THE WASHINGTON POST – “If you have a garden and a library,” wrote the ancient Roman statesman Cicero, “you have everything you need”.
When I started gardening seriously, I turned to books, drawing inspiration and guidance from generations of writer-gardeners, including Cicero. Those writers taught me how to observe a garden, what to pay attention to, what matters. The more I read, the better my observations; the more I observed, the better I understood what I was reading about.
My reading also resolved a lifelong obstacle to gardening: my lack of a green thumb. For years, I held on to a belief that I was far from a natural at nature, and without a green thumb, I assumed I wouldn’t know what to plant, where to plant it or how to make it thrive.
Better not to begin at all.
Gardener-writers helped puncture that belief by dispelling the myth of the green thumb. Vita Sackville-West, a 20th-Century English author, came to gardening as an amateur, too, without formal training in horticulture or garden design.
In time, her garden at Sissinghurst became one of England’s most renowned and revered, a byproduct of her many years of experimentation and innovation.
Sackville-West’s response to the idea of “green fingers” was bracing, “Ask any gardener or farmer what he thinks of it, and you will be rewarded as you deserve by a slow cynical grin and no verbal answer at all, except possibly ‘Green fingers, my foot!’”
The Washington Post’s Henry Mitchell also dispensed with the idea of instinctive horticultural insight.
“There are no green thumbs or black thumbs,” he concluded. “There are only gardeners and non-gardeners. Gardeners are the ones who ruin after ruin get on with the high defiance of nature herself, creating, in the very face of her chaos and tornado, the bower of roses and the pride of irises.”
Per Mitchell, Sackville-West and others, being a gardener means simply gardening – embracing imperfection and ignorance, and persisting in the face of “ruin after ruin”. These writers helped persuade me to begin, and as I’ve gained more knowledge, I’ve come to agree with their view: Nature doesn’t have to come as second nature. Experience is what makes the gardener.
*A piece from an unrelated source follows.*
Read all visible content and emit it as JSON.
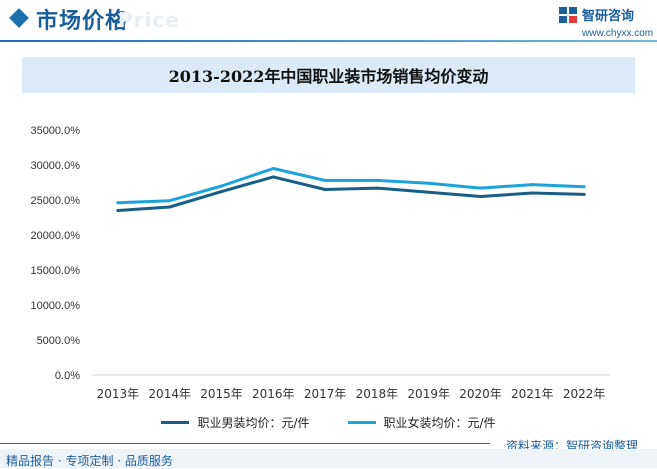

The trials, the errors, the joys, the agonies: You’re a gardener when you’ve had your share of it all. By this point, I’ve made countless gardening goofs, big and small, and those mistakes have given me a healthy perspective on our limited power over nature. Of course, there are prudent steps to take when planting. If I plant something at the right time of year, with the right level of sunshine above and with good soil below, those plants are more likely to grow and thrive.
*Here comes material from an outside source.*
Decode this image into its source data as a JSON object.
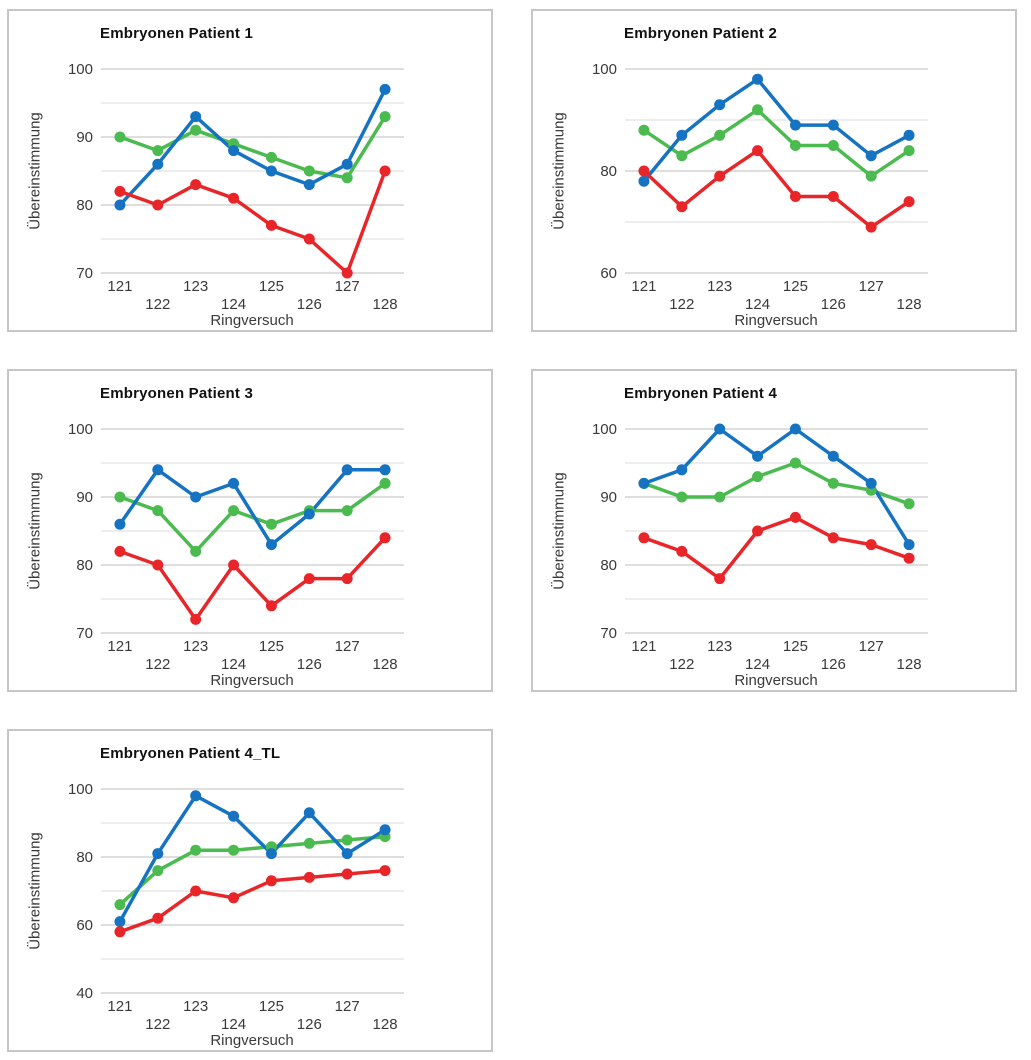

You work with your site instead of battling against it, and select plants suited to the weather, the season, the soil and the sun.
Yet, despite all that, nature will pursue its own course, not the one you’ve paved for it. I remember one year when I took all the care in the world with my cutting garden, specifically my herbaceous peonies.
I checked on them regularly, and eagerly anticipated that moment when they would burst on the scene with all their vibrant exuberance. But nature had different plans: Their blossoming took place in the one week we were away. I returned home to find a bed of fading peony petals – and a lesson in humility.
I had to wait another year to see the peonies’ display, a lesson in another of gardening’s virtues: patience.
“Humility, and the most patient perseverance, seem almost as necessary in gardening as rain and sunshine,” wrote the novelist Elizabeth von Arnim. The time it takes to go from seed to sprout can feel like an eternity, but each time I planted something new, I grew more accustomed to waiting, and I came to appreciate the lull. Nature doesn’t rush, and for me, gardening has become a useful corrective for modern life’s up-to-the-minute hyper-efficiency.
Von Arnim also identified something else that a gardener needs, something far more vital than any illusory green thumbs: hope. In gardening, she observed, “every failure must be used as a stepping stone to something better”.
Something better. If gardeners of the past were sceptics about natural talent, they were also united in their optimism. We garden for a vibrant future, the promise of plant life to come.
And that hope, it seems to me, is so much of what makes gardening joyful and meaningful.
I lost decades of that joy and meaning because I didn’t see myself as a gardener. So I join with fellow amateur gardeners – which is to say, all of them – and urge you not to be deterred if you are a novice.
As it turns out, Cicero was right: I had all that I needed, including the only thumb required, which was the one I used to turn the pages in books and the trowel in my soil.